Memang sebelumnya DPR juga sempat mengancam akan membekukan anggaran Polri, bila polisi tak mau menangkap komisioner KPK yang tidak mau dipanggil untuk menghadap Pansus Hak angket KPK itu. Namun itu adalah sebuah keniscayaan. KPK bisa saja dibubarkan, akan tetapi Polri tidak akan mungkin dibubarkan. Lah kalau nanti ada yang kehilangan, emangnya anggota DPR itu bisa membuat laporan kehilangan itu di kantor pos?
Kedua, Pembagian kavling/wilayah kerja.
Cukup banyak anggota DPR dan juga petinggi parpol gerah dengan kinerja KPK yang katanya tak malu mengejar koruptor recehan. Menurut mereka seharusnya KPK fokus mengejar koruptor kelas kakap saja. Ceruk inilah yang coba dimanfaatkan oleh Polri dengan membentuk Densus Tipikor yang akan membentuk unit-unit kerja di seluruh wilayah hukum Indonesia. Artinya pembentukan Densus Tipikor ini tidak akan mengurangi atau overlapping dengan KPK. Justru sebaliknya, mereka akan saling melengkapi, seperti tutup dengan panci atau sumbat dengan botol.

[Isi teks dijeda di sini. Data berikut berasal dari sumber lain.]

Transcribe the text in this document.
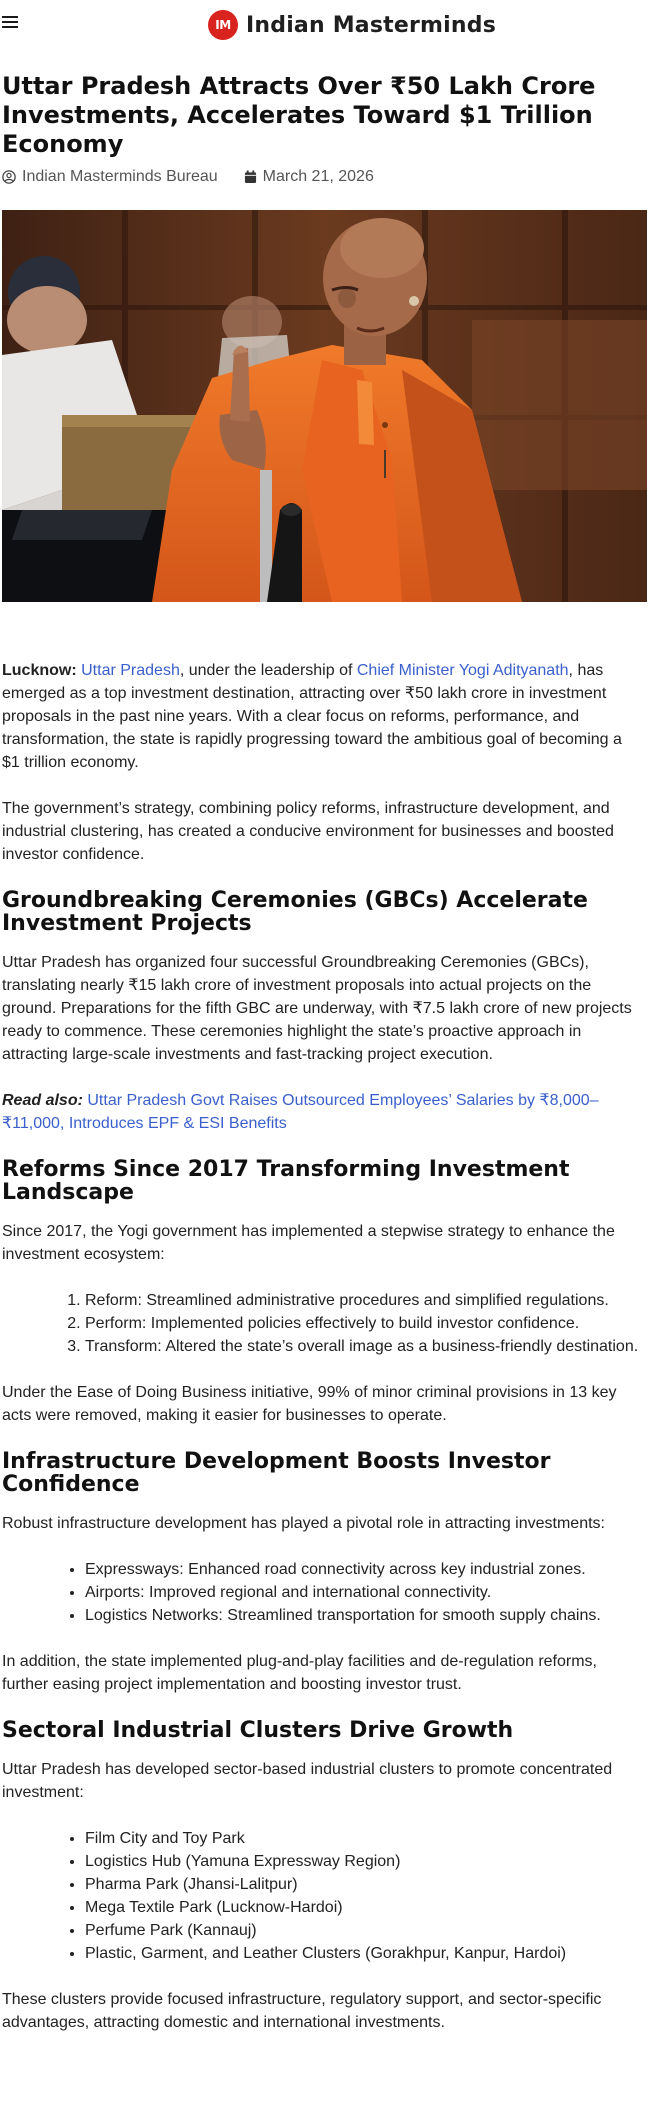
IM Indian Masterminds
Uttar Pradesh Attracts Over ₹50 Lakh Crore Investments, Accelerates Toward $1 Trillion Economy
Indian Masterminds Bureau	March 21, 2026

Lucknow: Uttar Pradesh, under the leadership of Chief Minister Yogi Adityanath, has emerged as a top investment destination, attracting over ₹50 lakh crore in investment proposals in the past nine years. With a clear focus on reforms, performance, and transformation, the state is rapidly progressing toward the ambitious goal of becoming a $1 trillion economy.

The government’s strategy, combining policy reforms, infrastructure development, and industrial clustering, has created a conducive environment for businesses and boosted investor confidence.

Groundbreaking Ceremonies (GBCs) Accelerate Investment Projects

Uttar Pradesh has organized four successful Groundbreaking Ceremonies (GBCs), translating nearly ₹15 lakh crore of investment proposals into actual projects on the ground. Preparations for the fifth GBC are underway, with ₹7.5 lakh crore of new projects ready to commence. These ceremonies highlight the state’s proactive approach in attracting large-scale investments and fast-tracking project execution.

Read also: Uttar Pradesh Govt Raises Outsourced Employees’ Salaries by ₹8,000–₹11,000, Introduces EPF & ESI Benefits

Reforms Since 2017 Transforming Investment Landscape

Since 2017, the Yogi government has implemented a stepwise strategy to enhance the investment ecosystem:

1. Reform: Streamlined administrative procedures and simplified regulations.
2. Perform: Implemented policies effectively to build investor confidence.
3. Transform: Altered the state’s overall image as a business-friendly destination.

Under the Ease of Doing Business initiative, 99% of minor criminal provisions in 13 key acts were removed, making it easier for businesses to operate.

Infrastructure Development Boosts Investor Confidence

Robust infrastructure development has played a pivotal role in attracting investments:

• Expressways: Enhanced road connectivity across key industrial zones.
• Airports: Improved regional and international connectivity.
• Logistics Networks: Streamlined transportation for smooth supply chains.

In addition, the state implemented plug-and-play facilities and de-regulation reforms, further easing project implementation and boosting investor trust.

Sectoral Industrial Clusters Drive Growth

Uttar Pradesh has developed sector-based industrial clusters to promote concentrated investment:

• Film City and Toy Park
• Logistics Hub (Yamuna Expressway Region)
• Pharma Park (Jhansi-Lalitpur)
• Mega Textile Park (Lucknow-Hardoi)
• Perfume Park (Kannauj)
• Plastic, Garment, and Leather Clusters (Gorakhpur, Kanpur, Hardoi)

These clusters provide focused infrastructure, regulatory support, and sector-specific advantages, attracting domestic and international investments.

Laiknya seperti dalam dunia premanisme, pembagian kavling atau wilayah kerja akan menghindarkan para aparat di lapangan untuk saling "menggunting dalam lipatan." Tidak akan ada lagi "jeruk makan jeruk" atau trilogi "cicak dan buaya" karena sudah jelas semua pembagian kerjanya. Nantinya KPK akan fokus pada "maling negara" kelas atas, sedangkan maling negara kelas menengah dan bawah, menjadi tanggung jawab Densus Tipikor. Akhirnya cerita KPK menangkap Sekretaris Desa yang korupsi proyek Bantuan Desa tidak akan pernah terjadi.
Ketiga, Kasus OTT yang terus menerus bertambah.

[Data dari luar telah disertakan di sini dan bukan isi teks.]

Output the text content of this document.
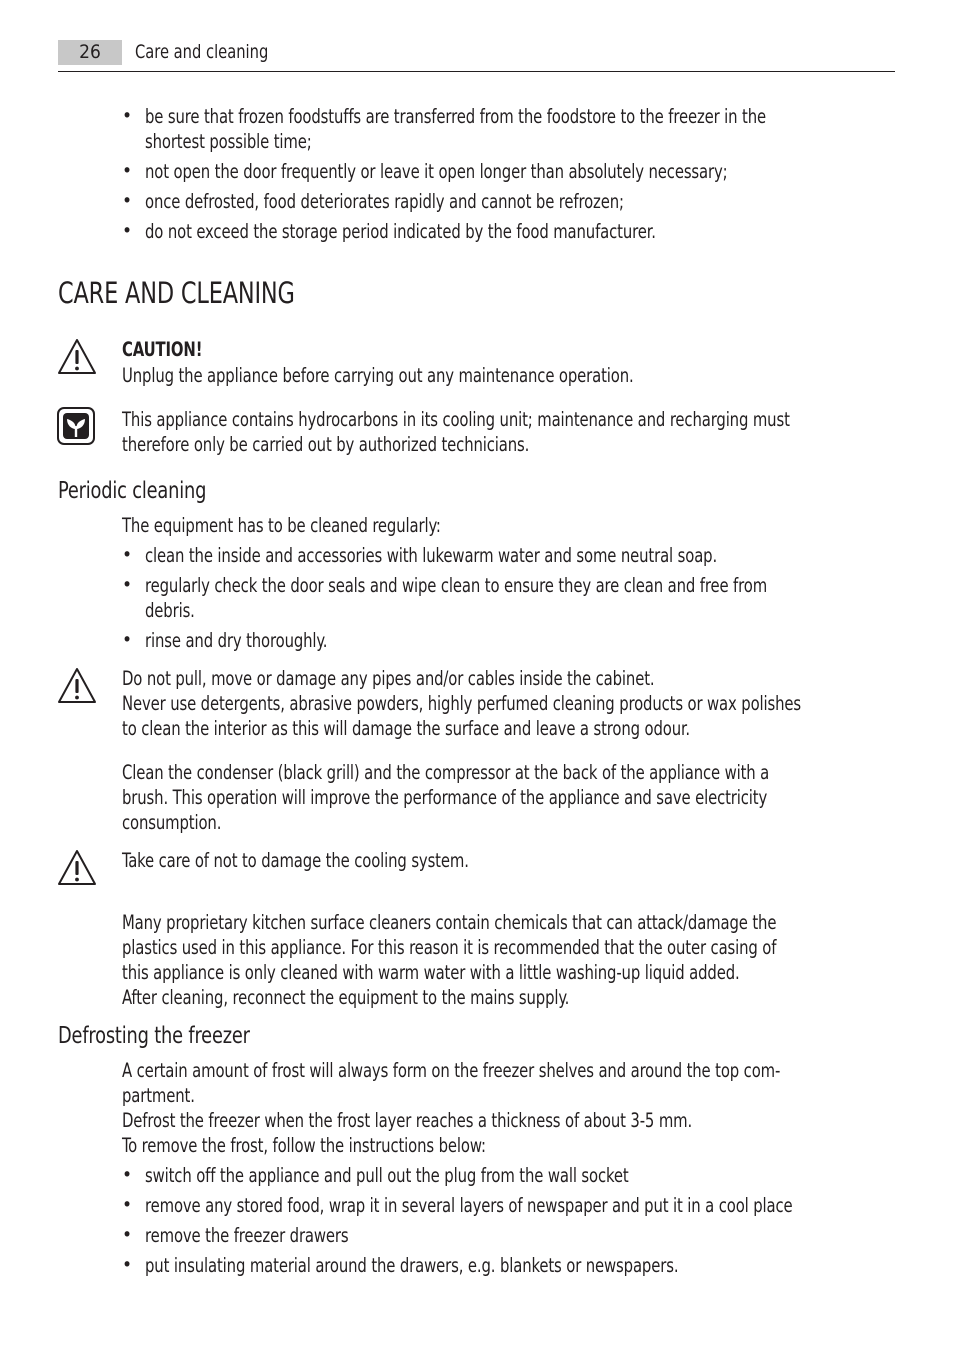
26	Care and cleaning
• be sure that frozen foodstuffs are transferred from the foodstore to the freezer in the
shortest possible time;
• not open the door frequently or leave it open longer than absolutely necessary;
• once defrosted, food deteriorates rapidly and cannot be refrozen;
• do not exceed the storage period indicated by the food manufacturer.
CARE AND CLEANING
CAUTION!
Unplug the appliance before carrying out any maintenance operation.
This appliance contains hydrocarbons in its cooling unit; maintenance and recharging must
therefore only be carried out by authorized technicians.
Periodic cleaning
The equipment has to be cleaned regularly:
• clean the inside and accessories with lukewarm water and some neutral soap.
• regularly check the door seals and wipe clean to ensure they are clean and free from
debris.
• rinse and dry thoroughly.
Do not pull, move or damage any pipes and/or cables inside the cabinet.
Never use detergents, abrasive powders, highly perfumed cleaning products or wax polishes
to clean the interior as this will damage the surface and leave a strong odour.
Clean the condenser (black grill) and the compressor at the back of the appliance with a
brush. This operation will improve the performance of the appliance and save electricity
consumption.
Take care of not to damage the cooling system.
Many proprietary kitchen surface cleaners contain chemicals that can attack/damage the
plastics used in this appliance. For this reason it is recommended that the outer casing of
this appliance is only cleaned with warm water with a little washing-up liquid added.
After cleaning, reconnect the equipment to the mains supply.
Defrosting the freezer
A certain amount of frost will always form on the freezer shelves and around the top com-
partment.
Defrost the freezer when the frost layer reaches a thickness of about 3-5 mm.
To remove the frost, follow the instructions below:
• switch off the appliance and pull out the plug from the wall socket
• remove any stored food, wrap it in several layers of newspaper and put it in a cool place
• remove the freezer drawers
• put insulating material around the drawers, e.g. blankets or newspapers.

Walaupun OTT oleh KPK terus berlangsung, namun para "peserta OTT" yang bak peserta tax amnesty ini tidak pernah juga berkurang peminatnya! Bahkan pejabat tinggi negara yang sering menyerukan anti korupsi pun, ada beberapa orang diantaranya yang tertangkap basah dalam OTT KPK! Biasanya setelah tertangkap basah, mereka kemudian berubah menjadi pemalu dan tidak berteriak anti korupsi lagi.
Polisi pun sebenarnya sering juga melakukan OTT, tetapi yang terdengar biasanya pada kasus narkoba saja. OTT pada kasus penyuapan terhadap aparat kepolisian hampir tidak pernah kedengaran, kecuali kalau polisi yang disuap itu ternyata adalah seorang polisi gadungan! Entah lah, apakah ada polisi asli yang bisa disuap...?
Tampaknya itu jugalah yang membuat para petinggi Polri tertarik untuk meneliti mitos penyuapan pada polisi asli. Sebab salah satu tujuan dari pembentukan Densus Tipikor ini memang adalah untuk melakukan OTT...!
Demikianlah laporan pandangan mata dari luar halaman Istana Merdeka. Semoga Polri tetap bersabar sampai kocek negara membaik, siapa tahu pembentukan Densus Tipikor ini bisa terlaksana kembali.